Es difícil decir o escribir algo sobre la situación actual de Cuba. Hoy, quizás más que nunca, se tiene la sensación de estar en un punto muerto. Ya ni siquiera acuden a nuestra burbuja de realidad los hiperoptimismos que anunciaban cada primero de enero, como una letra ecuménica del año, la caída del régimen. O los hiperoptimistas están muy atareados en sobrevivir en un exilio que se ha vuelto, de pronto, inhóspito, o el tema pasó de moda, o no se puede pronosticar más allá de cierta profundidad en la caída sin fondo del gobierno. Uno quisiera encerrarse en el famoso palacio de la mente, tan ocupado de estrategias de supervivencia cotidiana, para que el cónclave de las ideas arrojara una fumata blanca redentora, una idea, sólo una, capaz de salvarnos del vacío al que nos hemos empujado.
Sin embargo, me sale humo. Sí, vea usted, un humo negro como el de una termoeléctrica averiada, un humo de inclemencia, de borrasca, de nube sobrecargada que quiere echar su aguacero de Dios sobre la isla, pero no puede. Un humo de impotencia, de calor y humedad y un humo seco por la lluvia que no cae y la cosa que no cambia…
El otro día, en una de esas existenciales colas, un sujeto inflamaba la habitual discusión entre una ensarta de lugares comunes y salidas de tono. Eso sí, el individuo —cuarentón, camisa a cuadros, moto Suzuki parqueada en el sentido del tráfico— aprovechó que todo el mundo se sumía en el debate sobre el lastimoso presente de Cuba, para dar lo que él consideraba eran los únicos caminos del cubano.
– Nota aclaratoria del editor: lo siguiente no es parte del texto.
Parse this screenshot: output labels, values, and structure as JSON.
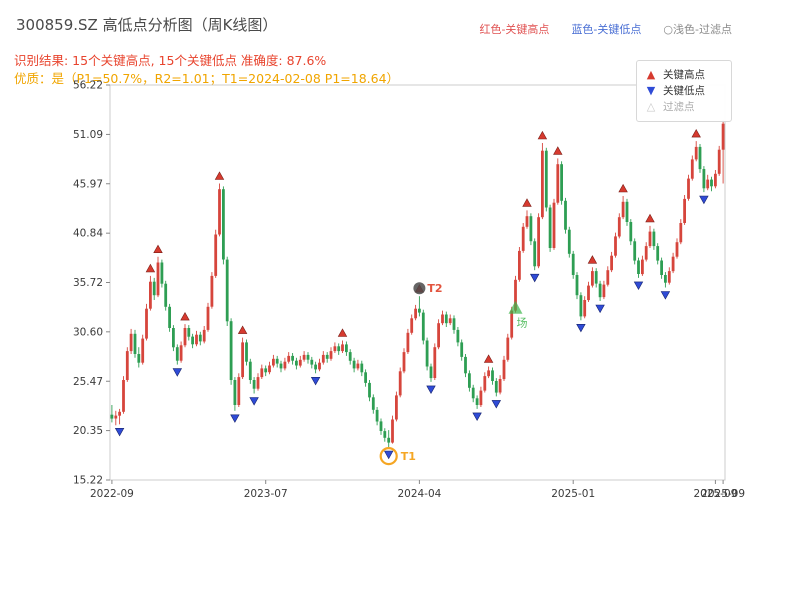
{
  "colors": {
    "titleText": "#4a4a4a",
    "resultText": "#e8442e",
    "qualityText": "#f0a500",
    "legendRed": "#e05252",
    "legendBlue": "#4a6fd4",
    "legendGray": "#8a8a8a"
  },
  "header": {
    "title": "300859.SZ 高低点分析图（周K线图）",
    "top_legend": [
      {
        "label": "红色-关键高点",
        "color": "#e05252"
      },
      {
        "label": "蓝色-关键低点",
        "color": "#4a6fd4"
      },
      {
        "label": "○浅色-过滤点",
        "color": "#8a8a8a"
      }
    ],
    "result_line": "识别结果: 15个关键高点, 15个关键低点  准确度: 87.6%",
    "quality_line": "优质：是（P1=50.7%，R2=1.01；T1=2024-02-08 P1=18.64）"
  },
  "chart_data": {
    "type": "candlestick",
    "title": "300859.SZ 高低点分析图（周K线图）",
    "ylim": [
      15.22,
      56.22
    ],
    "yticks": [
      "56.22",
      "51.09",
      "45.97",
      "40.84",
      "35.72",
      "30.60",
      "25.47",
      "20.35",
      "15.22"
    ],
    "xticks": [
      {
        "i": 0,
        "label": "2022-09"
      },
      {
        "i": 40,
        "label": "2023-07"
      },
      {
        "i": 80,
        "label": "2024-04"
      },
      {
        "i": 120,
        "label": "2025-01"
      },
      {
        "i": 157,
        "label": "2025-09"
      },
      {
        "i": 159,
        "label": "2025-09"
      }
    ],
    "colors": {
      "up": "#d6453c",
      "down": "#2e9e53",
      "high": "#d63a2f",
      "low": "#2f4bd6",
      "frame": "#cccccc"
    },
    "legend": {
      "items": [
        {
          "symbol": "▲",
          "label": "关键高点",
          "color": "#d63a2f",
          "text": "#333333"
        },
        {
          "symbol": "▼",
          "label": "关键低点",
          "color": "#2f4bd6",
          "text": "#333333"
        },
        {
          "symbol": "△",
          "label": "过滤点",
          "color": "#c9c9c9",
          "text": "#aaaaaa"
        }
      ]
    },
    "candles": [
      [
        22.0,
        23.0,
        21.2,
        21.6
      ],
      [
        21.6,
        22.4,
        20.9,
        21.9
      ],
      [
        21.9,
        22.6,
        21.0,
        22.3
      ],
      [
        22.3,
        26.0,
        22.1,
        25.6
      ],
      [
        25.6,
        29.0,
        25.4,
        28.6
      ],
      [
        28.6,
        30.9,
        28.3,
        30.4
      ],
      [
        30.4,
        30.8,
        27.9,
        28.3
      ],
      [
        28.3,
        29.0,
        26.9,
        27.4
      ],
      [
        27.4,
        30.3,
        27.2,
        29.9
      ],
      [
        29.9,
        33.5,
        29.7,
        33.0
      ],
      [
        33.0,
        36.4,
        32.8,
        35.8
      ],
      [
        35.8,
        36.2,
        33.9,
        34.4
      ],
      [
        34.4,
        38.4,
        34.2,
        37.8
      ],
      [
        37.8,
        38.1,
        35.2,
        35.6
      ],
      [
        35.6,
        35.9,
        32.8,
        33.2
      ],
      [
        33.2,
        33.5,
        30.6,
        31.0
      ],
      [
        31.0,
        31.3,
        28.6,
        29.0
      ],
      [
        29.0,
        29.3,
        27.2,
        27.6
      ],
      [
        27.6,
        29.6,
        27.4,
        29.2
      ],
      [
        29.2,
        31.4,
        29.0,
        31.0
      ],
      [
        31.0,
        31.3,
        29.7,
        30.1
      ],
      [
        30.1,
        30.4,
        28.9,
        29.3
      ],
      [
        29.3,
        30.7,
        29.1,
        30.3
      ],
      [
        30.3,
        30.6,
        29.2,
        29.6
      ],
      [
        29.6,
        31.2,
        29.4,
        30.8
      ],
      [
        30.8,
        33.6,
        30.6,
        33.2
      ],
      [
        33.2,
        36.8,
        33.0,
        36.4
      ],
      [
        36.4,
        41.2,
        36.2,
        40.7
      ],
      [
        40.7,
        46.0,
        40.5,
        45.4
      ],
      [
        45.4,
        45.7,
        37.6,
        38.1
      ],
      [
        38.1,
        38.4,
        31.2,
        31.7
      ],
      [
        31.7,
        32.0,
        25.1,
        25.6
      ],
      [
        25.6,
        25.9,
        22.4,
        23.0
      ],
      [
        23.0,
        26.3,
        22.8,
        25.9
      ],
      [
        25.9,
        30.0,
        25.7,
        29.5
      ],
      [
        29.5,
        29.8,
        27.1,
        27.5
      ],
      [
        27.5,
        27.8,
        25.2,
        25.6
      ],
      [
        25.6,
        25.9,
        24.2,
        24.7
      ],
      [
        24.7,
        26.3,
        24.5,
        25.9
      ],
      [
        25.9,
        27.2,
        25.7,
        26.8
      ],
      [
        26.8,
        27.1,
        26.0,
        26.4
      ],
      [
        26.4,
        27.5,
        26.2,
        27.1
      ],
      [
        27.1,
        28.2,
        26.9,
        27.8
      ],
      [
        27.8,
        28.1,
        26.9,
        27.3
      ],
      [
        27.3,
        27.6,
        26.4,
        26.8
      ],
      [
        26.8,
        27.9,
        26.6,
        27.5
      ],
      [
        27.5,
        28.5,
        27.3,
        28.1
      ],
      [
        28.1,
        28.4,
        27.2,
        27.6
      ],
      [
        27.6,
        27.9,
        26.7,
        27.1
      ],
      [
        27.1,
        28.1,
        26.9,
        27.7
      ],
      [
        27.7,
        28.6,
        27.5,
        28.2
      ],
      [
        28.2,
        28.5,
        27.3,
        27.7
      ],
      [
        27.7,
        28.0,
        26.8,
        27.2
      ],
      [
        27.2,
        27.5,
        26.3,
        26.7
      ],
      [
        26.7,
        27.8,
        26.5,
        27.4
      ],
      [
        27.4,
        28.6,
        27.2,
        28.2
      ],
      [
        28.2,
        28.5,
        27.4,
        27.8
      ],
      [
        27.8,
        29.0,
        27.6,
        28.6
      ],
      [
        28.6,
        29.5,
        28.4,
        29.1
      ],
      [
        29.1,
        29.4,
        28.2,
        28.6
      ],
      [
        28.6,
        29.7,
        28.4,
        29.3
      ],
      [
        29.3,
        29.6,
        28.1,
        28.5
      ],
      [
        28.5,
        28.8,
        27.2,
        27.6
      ],
      [
        27.6,
        27.9,
        26.4,
        26.8
      ],
      [
        26.8,
        27.7,
        26.6,
        27.3
      ],
      [
        27.3,
        27.6,
        26.0,
        26.4
      ],
      [
        26.4,
        26.7,
        24.9,
        25.3
      ],
      [
        25.3,
        25.6,
        23.4,
        23.8
      ],
      [
        23.8,
        24.1,
        22.1,
        22.5
      ],
      [
        22.5,
        22.8,
        20.9,
        21.3
      ],
      [
        21.3,
        21.6,
        19.9,
        20.3
      ],
      [
        20.3,
        20.6,
        19.2,
        19.6
      ],
      [
        19.6,
        20.4,
        18.64,
        19.1
      ],
      [
        19.1,
        21.9,
        19.0,
        21.5
      ],
      [
        21.5,
        24.4,
        21.3,
        24.0
      ],
      [
        24.0,
        26.9,
        23.8,
        26.5
      ],
      [
        26.5,
        28.9,
        26.3,
        28.5
      ],
      [
        28.5,
        30.9,
        28.3,
        30.5
      ],
      [
        30.5,
        32.4,
        30.3,
        32.0
      ],
      [
        32.0,
        33.4,
        31.8,
        33.0
      ],
      [
        33.0,
        34.3,
        32.2,
        32.6
      ],
      [
        32.6,
        32.9,
        29.3,
        29.7
      ],
      [
        29.7,
        30.0,
        26.6,
        27.0
      ],
      [
        27.0,
        27.3,
        25.4,
        25.8
      ],
      [
        25.8,
        29.4,
        25.6,
        29.0
      ],
      [
        29.0,
        31.9,
        28.8,
        31.5
      ],
      [
        31.5,
        32.8,
        31.3,
        32.4
      ],
      [
        32.4,
        32.7,
        31.1,
        31.5
      ],
      [
        31.5,
        32.4,
        31.3,
        32.0
      ],
      [
        32.0,
        32.3,
        30.4,
        30.8
      ],
      [
        30.8,
        31.1,
        29.1,
        29.5
      ],
      [
        29.5,
        29.8,
        27.6,
        28.0
      ],
      [
        28.0,
        28.3,
        25.9,
        26.3
      ],
      [
        26.3,
        26.6,
        24.4,
        24.8
      ],
      [
        24.8,
        25.1,
        23.3,
        23.7
      ],
      [
        23.7,
        24.0,
        22.6,
        23.0
      ],
      [
        23.0,
        24.9,
        22.8,
        24.5
      ],
      [
        24.5,
        26.4,
        24.3,
        26.0
      ],
      [
        26.0,
        27.0,
        25.8,
        26.6
      ],
      [
        26.6,
        26.9,
        25.1,
        25.5
      ],
      [
        25.5,
        25.8,
        23.9,
        24.3
      ],
      [
        24.3,
        26.1,
        24.1,
        25.7
      ],
      [
        25.7,
        28.1,
        25.5,
        27.7
      ],
      [
        27.7,
        30.4,
        27.5,
        30.0
      ],
      [
        30.0,
        33.2,
        29.8,
        32.8
      ],
      [
        32.8,
        36.4,
        32.6,
        36.0
      ],
      [
        36.0,
        39.4,
        35.8,
        39.0
      ],
      [
        39.0,
        41.9,
        38.8,
        41.5
      ],
      [
        41.5,
        43.2,
        41.3,
        42.6
      ],
      [
        42.6,
        42.9,
        39.6,
        40.0
      ],
      [
        40.0,
        40.3,
        37.0,
        37.4
      ],
      [
        37.4,
        42.9,
        37.2,
        42.5
      ],
      [
        42.5,
        50.2,
        42.3,
        49.4
      ],
      [
        49.4,
        49.7,
        43.1,
        43.5
      ],
      [
        43.5,
        43.8,
        38.9,
        39.3
      ],
      [
        39.3,
        44.4,
        39.1,
        44.0
      ],
      [
        44.0,
        48.6,
        43.8,
        48.0
      ],
      [
        48.0,
        48.3,
        43.8,
        44.2
      ],
      [
        44.2,
        44.5,
        40.8,
        41.2
      ],
      [
        41.2,
        41.5,
        38.3,
        38.7
      ],
      [
        38.7,
        39.0,
        36.1,
        36.5
      ],
      [
        36.5,
        36.8,
        34.0,
        34.4
      ],
      [
        34.4,
        34.7,
        31.8,
        32.2
      ],
      [
        32.2,
        34.3,
        32.0,
        33.9
      ],
      [
        33.9,
        35.8,
        33.7,
        35.4
      ],
      [
        35.4,
        37.3,
        35.2,
        36.9
      ],
      [
        36.9,
        37.2,
        35.2,
        35.6
      ],
      [
        35.6,
        35.9,
        33.8,
        34.2
      ],
      [
        34.2,
        35.9,
        34.0,
        35.5
      ],
      [
        35.5,
        37.4,
        35.3,
        37.0
      ],
      [
        37.0,
        38.9,
        36.8,
        38.5
      ],
      [
        38.5,
        40.9,
        38.3,
        40.5
      ],
      [
        40.5,
        42.9,
        40.3,
        42.5
      ],
      [
        42.5,
        44.7,
        42.3,
        44.1
      ],
      [
        44.1,
        44.4,
        41.6,
        42.0
      ],
      [
        42.0,
        42.3,
        39.6,
        40.0
      ],
      [
        40.0,
        40.3,
        37.6,
        38.0
      ],
      [
        38.0,
        38.3,
        36.2,
        36.6
      ],
      [
        36.6,
        38.5,
        36.4,
        38.1
      ],
      [
        38.1,
        39.9,
        37.9,
        39.5
      ],
      [
        39.5,
        41.6,
        39.3,
        41.0
      ],
      [
        41.0,
        41.3,
        39.1,
        39.5
      ],
      [
        39.5,
        39.8,
        37.6,
        38.0
      ],
      [
        38.0,
        38.3,
        36.1,
        36.5
      ],
      [
        36.5,
        36.8,
        35.2,
        35.7
      ],
      [
        35.7,
        37.3,
        35.5,
        36.9
      ],
      [
        36.9,
        38.8,
        36.7,
        38.4
      ],
      [
        38.4,
        40.3,
        38.2,
        39.9
      ],
      [
        39.9,
        42.3,
        39.7,
        41.9
      ],
      [
        41.9,
        44.8,
        41.7,
        44.4
      ],
      [
        44.4,
        46.9,
        44.2,
        46.5
      ],
      [
        46.5,
        48.9,
        46.3,
        48.5
      ],
      [
        48.5,
        50.4,
        48.3,
        49.8
      ],
      [
        49.8,
        50.1,
        47.1,
        47.5
      ],
      [
        47.5,
        47.8,
        45.1,
        45.5
      ],
      [
        45.5,
        46.9,
        45.3,
        46.4
      ],
      [
        46.4,
        46.7,
        45.2,
        45.7
      ],
      [
        45.7,
        47.4,
        45.5,
        47.0
      ],
      [
        47.0,
        49.9,
        46.8,
        49.5
      ],
      [
        49.5,
        52.6,
        46.0,
        52.2
      ]
    ],
    "key_highs": [
      {
        "i": 10,
        "price": 36.4
      },
      {
        "i": 12,
        "price": 38.4
      },
      {
        "i": 19,
        "price": 31.4
      },
      {
        "i": 28,
        "price": 46.0
      },
      {
        "i": 34,
        "price": 30.0
      },
      {
        "i": 60,
        "price": 29.7
      },
      {
        "i": 80,
        "price": 34.3
      },
      {
        "i": 98,
        "price": 27.0
      },
      {
        "i": 108,
        "price": 43.2
      },
      {
        "i": 112,
        "price": 50.2
      },
      {
        "i": 116,
        "price": 48.6
      },
      {
        "i": 125,
        "price": 37.3
      },
      {
        "i": 133,
        "price": 44.7
      },
      {
        "i": 140,
        "price": 41.6
      },
      {
        "i": 152,
        "price": 50.4
      }
    ],
    "key_lows": [
      {
        "i": 2,
        "price": 21.0
      },
      {
        "i": 17,
        "price": 27.2
      },
      {
        "i": 32,
        "price": 22.4
      },
      {
        "i": 37,
        "price": 24.2
      },
      {
        "i": 53,
        "price": 26.3
      },
      {
        "i": 72,
        "price": 18.64
      },
      {
        "i": 83,
        "price": 25.4
      },
      {
        "i": 95,
        "price": 22.6
      },
      {
        "i": 100,
        "price": 23.9
      },
      {
        "i": 110,
        "price": 37.0
      },
      {
        "i": 122,
        "price": 31.8
      },
      {
        "i": 127,
        "price": 33.8
      },
      {
        "i": 137,
        "price": 36.2
      },
      {
        "i": 144,
        "price": 35.2
      },
      {
        "i": 154,
        "price": 45.1
      }
    ],
    "annotations": [
      {
        "text": "T1",
        "i": 72,
        "price": 18.64,
        "type": "circle-low",
        "color": "#f5a623"
      },
      {
        "text": "T2",
        "i": 80,
        "price": 34.3,
        "type": "dot-high",
        "color": "#e2543e"
      },
      {
        "text": "场",
        "i": 105,
        "price": 33.0,
        "type": "entry",
        "color": "#3cb54a"
      }
    ]
  }
}
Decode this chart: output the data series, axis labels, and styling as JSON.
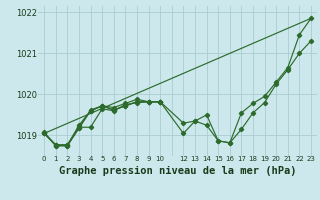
{
  "background_color": "#cce8ec",
  "grid_color": "#aaccd0",
  "line_color": "#2d6b2d",
  "title": "Graphe pression niveau de la mer (hPa)",
  "title_fontsize": 7.5,
  "xlim": [
    -0.5,
    23.5
  ],
  "ylim": [
    1018.5,
    1022.15
  ],
  "yticks": [
    1019,
    1020,
    1021,
    1022
  ],
  "ytick_labels": [
    "1019",
    "1020",
    "1021",
    "1022"
  ],
  "xtick_labels": [
    "0",
    "1",
    "2",
    "3",
    "4",
    "5",
    "6",
    "7",
    "8",
    "9",
    "10",
    "",
    "12",
    "13",
    "14",
    "15",
    "16",
    "17",
    "18",
    "19",
    "20",
    "21",
    "22",
    "23"
  ],
  "series1_x": [
    0,
    1,
    2,
    3,
    4,
    5,
    6,
    7,
    8,
    9,
    10,
    12,
    13,
    14,
    15,
    16,
    17,
    18,
    19,
    20,
    21,
    22,
    23
  ],
  "series1_y": [
    1019.05,
    1018.75,
    1018.75,
    1019.2,
    1019.2,
    1019.65,
    1019.6,
    1019.75,
    1019.8,
    1019.82,
    1019.82,
    1019.05,
    1019.35,
    1019.25,
    1018.87,
    1018.82,
    1019.15,
    1019.55,
    1019.8,
    1020.25,
    1020.6,
    1021.0,
    1021.3
  ],
  "series2_x": [
    0,
    1,
    2,
    3,
    4,
    5,
    6,
    7,
    8,
    9,
    10
  ],
  "series2_y": [
    1019.05,
    1018.77,
    1018.77,
    1019.25,
    1019.6,
    1019.72,
    1019.68,
    1019.78,
    1019.88,
    1019.82,
    1019.82
  ],
  "series3_x": [
    0,
    1,
    2,
    3,
    4,
    5,
    6,
    7,
    8,
    9,
    10
  ],
  "series3_y": [
    1019.05,
    1018.77,
    1018.77,
    1019.18,
    1019.6,
    1019.72,
    1019.62,
    1019.72,
    1019.82,
    1019.82,
    1019.82
  ],
  "series4_x": [
    0,
    23
  ],
  "series4_y": [
    1019.05,
    1021.85
  ],
  "series5_x": [
    0,
    1,
    2,
    3,
    4,
    5,
    6,
    7,
    8,
    9,
    10,
    12,
    13,
    14,
    15,
    16,
    17,
    18,
    19,
    20,
    21,
    22,
    23
  ],
  "series5_y": [
    1019.08,
    1018.75,
    1018.75,
    1019.18,
    1019.62,
    1019.72,
    1019.62,
    1019.72,
    1019.82,
    1019.82,
    1019.82,
    1019.3,
    1019.35,
    1019.5,
    1018.87,
    1018.82,
    1019.55,
    1019.78,
    1019.95,
    1020.3,
    1020.65,
    1021.45,
    1021.85
  ]
}
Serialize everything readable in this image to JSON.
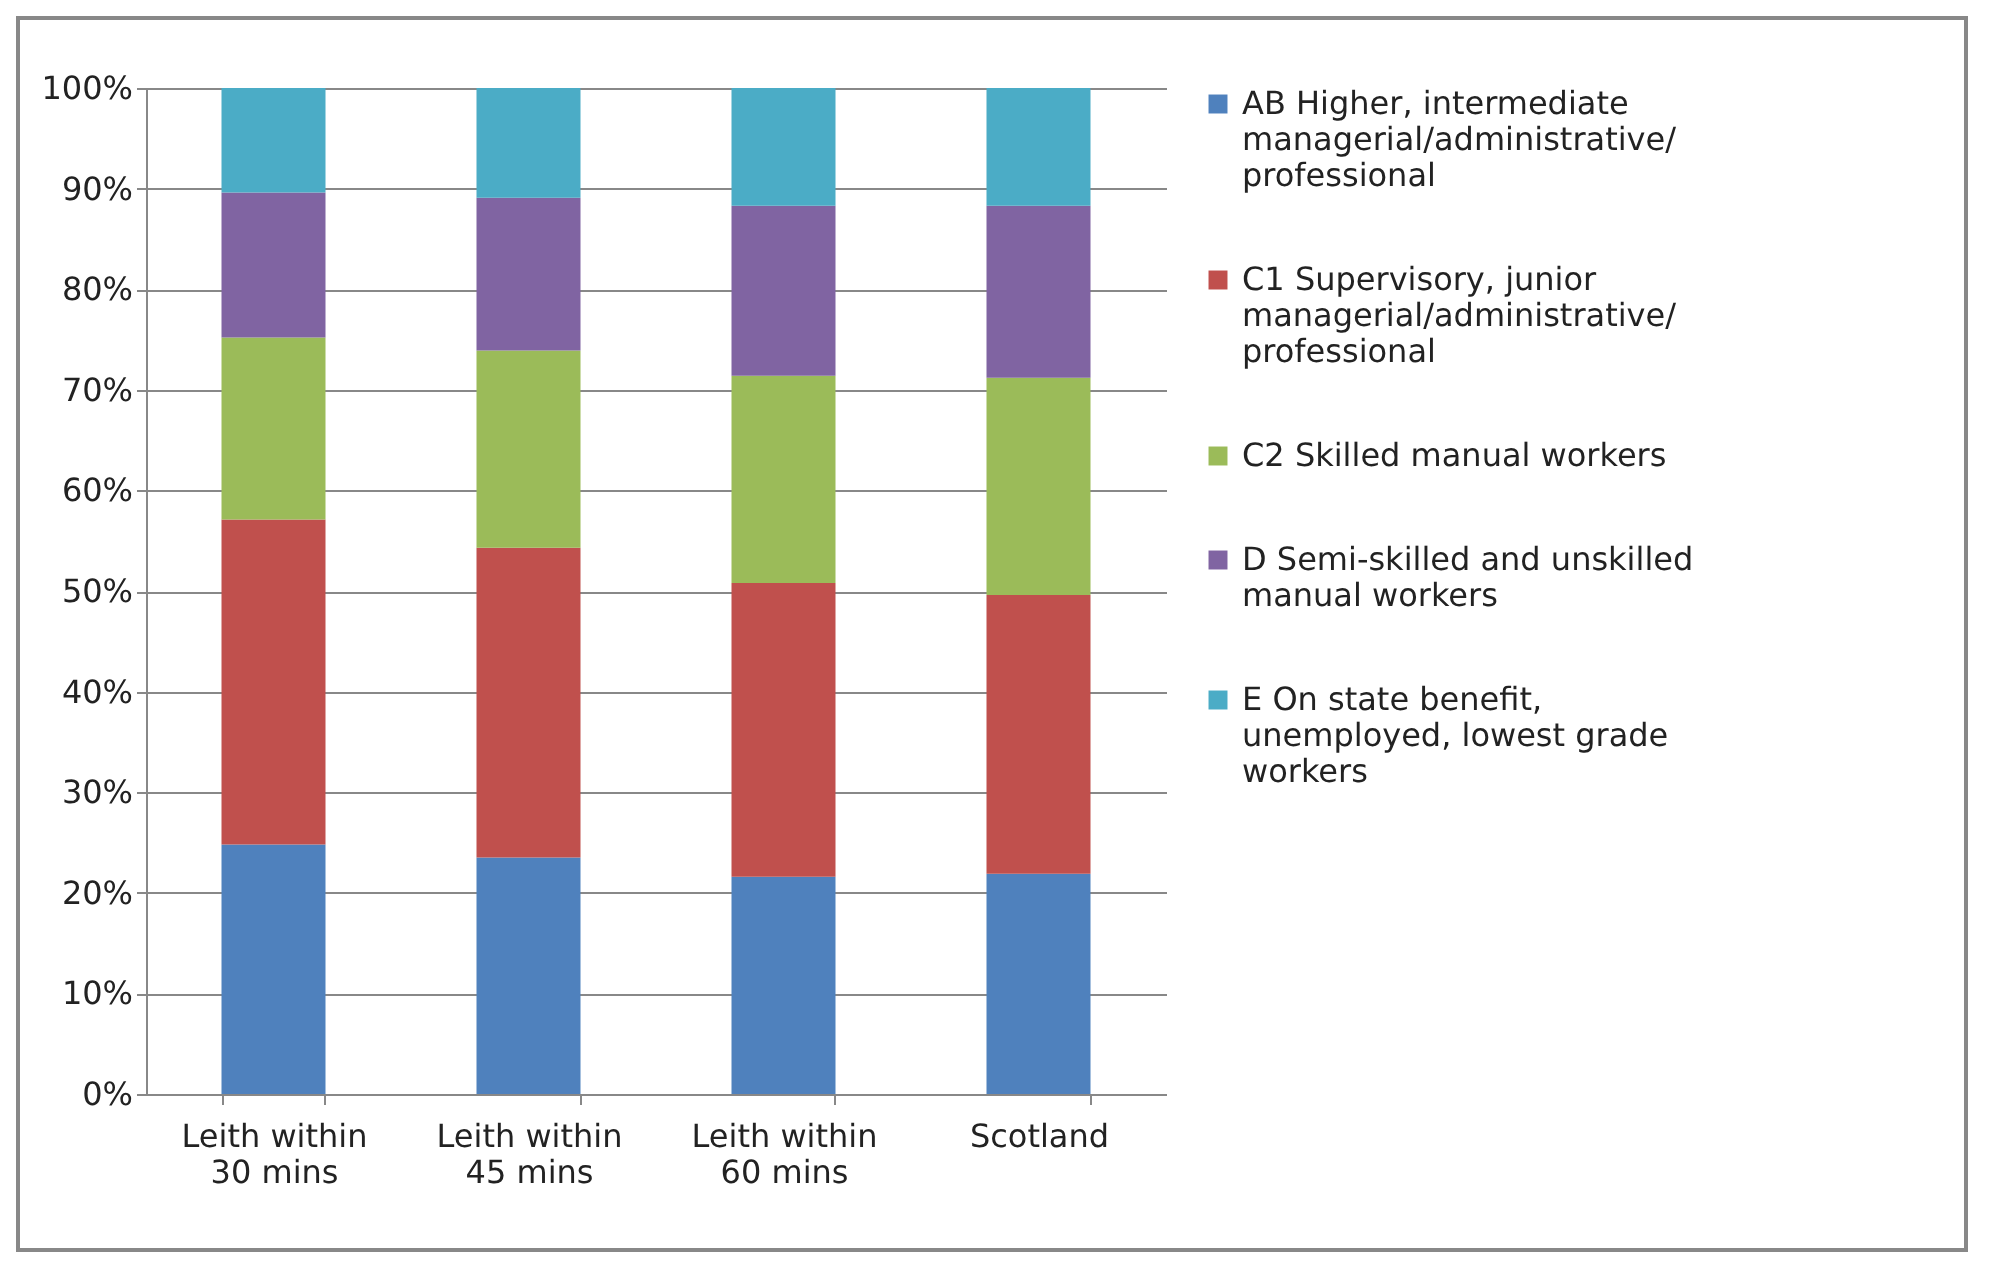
{
  "chart_data": {
    "type": "bar",
    "stacked": true,
    "categories": [
      "Leith within 30 mins",
      "Leith within 45 mins",
      "Leith within 60 mins",
      "Scotland"
    ],
    "series": [
      {
        "name": "AB Higher, intermediate managerial/administrative/ professional",
        "color": "#4f81bd",
        "values": [
          24.8,
          23.5,
          21.6,
          21.9
        ]
      },
      {
        "name": "C1 Supervisory, junior managerial/administrative/ professional",
        "color": "#c0504d",
        "values": [
          32.3,
          30.8,
          29.2,
          27.7
        ]
      },
      {
        "name": "C2 Skilled manual workers",
        "color": "#9bbb59",
        "values": [
          18.1,
          19.6,
          20.6,
          21.6
        ]
      },
      {
        "name": "D Semi-skilled and unskilled manual workers",
        "color": "#8064a2",
        "values": [
          14.4,
          15.2,
          16.9,
          17.1
        ]
      },
      {
        "name": "E On state benefit, unemployed, lowest grade workers",
        "color": "#4bacc6",
        "values": [
          10.4,
          10.9,
          11.7,
          11.7
        ]
      }
    ],
    "ylim": [
      0,
      100
    ],
    "yticks": [
      {
        "value": 0,
        "label": "0%"
      },
      {
        "value": 10,
        "label": "10%"
      },
      {
        "value": 20,
        "label": "20%"
      },
      {
        "value": 30,
        "label": "30%"
      },
      {
        "value": 40,
        "label": "40%"
      },
      {
        "value": 50,
        "label": "50%"
      },
      {
        "value": 60,
        "label": "60%"
      },
      {
        "value": 70,
        "label": "70%"
      },
      {
        "value": 80,
        "label": "80%"
      },
      {
        "value": 90,
        "label": "90%"
      },
      {
        "value": 100,
        "label": "100%"
      }
    ],
    "grid": "y",
    "legend": "right"
  }
}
Así habló Zaratustra: “en este país, o te vas, opción que se ha complicado, o te adaptas”. “Y para adaptarte”, continuó, “lo mejor es empezar a hacer más confortable tu vida aquí”. Mi vida aquí, pensé, como quien dice El mundo en que vivimos, una asignatura de Primaria en la que siempre sacaba cien y que, además, me gustaba. Simple. Pero, ¿confortable?
No sé por qué designio de la mente caí, desde la cola para recibir el paquete que me envía la familia, hasta esta escuelita destartalada, donde pasé las horas más largas de mi infancia. Aquí, en esta sucia aula donde aprendí a sumar y a dar trompones, una mala profesora intentó enseñarnos que el humo era un sustantivo abstracto, porque, según ella, no se le podía asir. Imagine cuantas cosas son incapaces de asir los niños en Cuba, cosas comunes y necesarias que cualquier niño tiene en otra parte, y que aquí tendría que catalogar de abstractas. No voy a enumerarlas porque usted ya las sabe, y sabe, como yo, que el hacerlo da grima. Pero, ¿confortable?
Escribir sobre Cuba puede llegar a ser como ese exquisito ejercicio del aburrimiento, que consiste en lanzar una piedra sobre el agua para verla dar brinquitos hasta hundirse. Yo he elegido escribir para ver cómo mi mano comunica a la hoja esa fricción temblorosa, ese pensamiento ígneo que descree de la lluvia, los hiperoptimismos y los adaptados. No puedo hacer confortable mi vida, porque, como un niño, no me pertenezco. Puedo, en cambio, incinerar la página, hacer que vuele en miles de virutas la idea y se propague el incendio. ¿Qué puede hacer usted?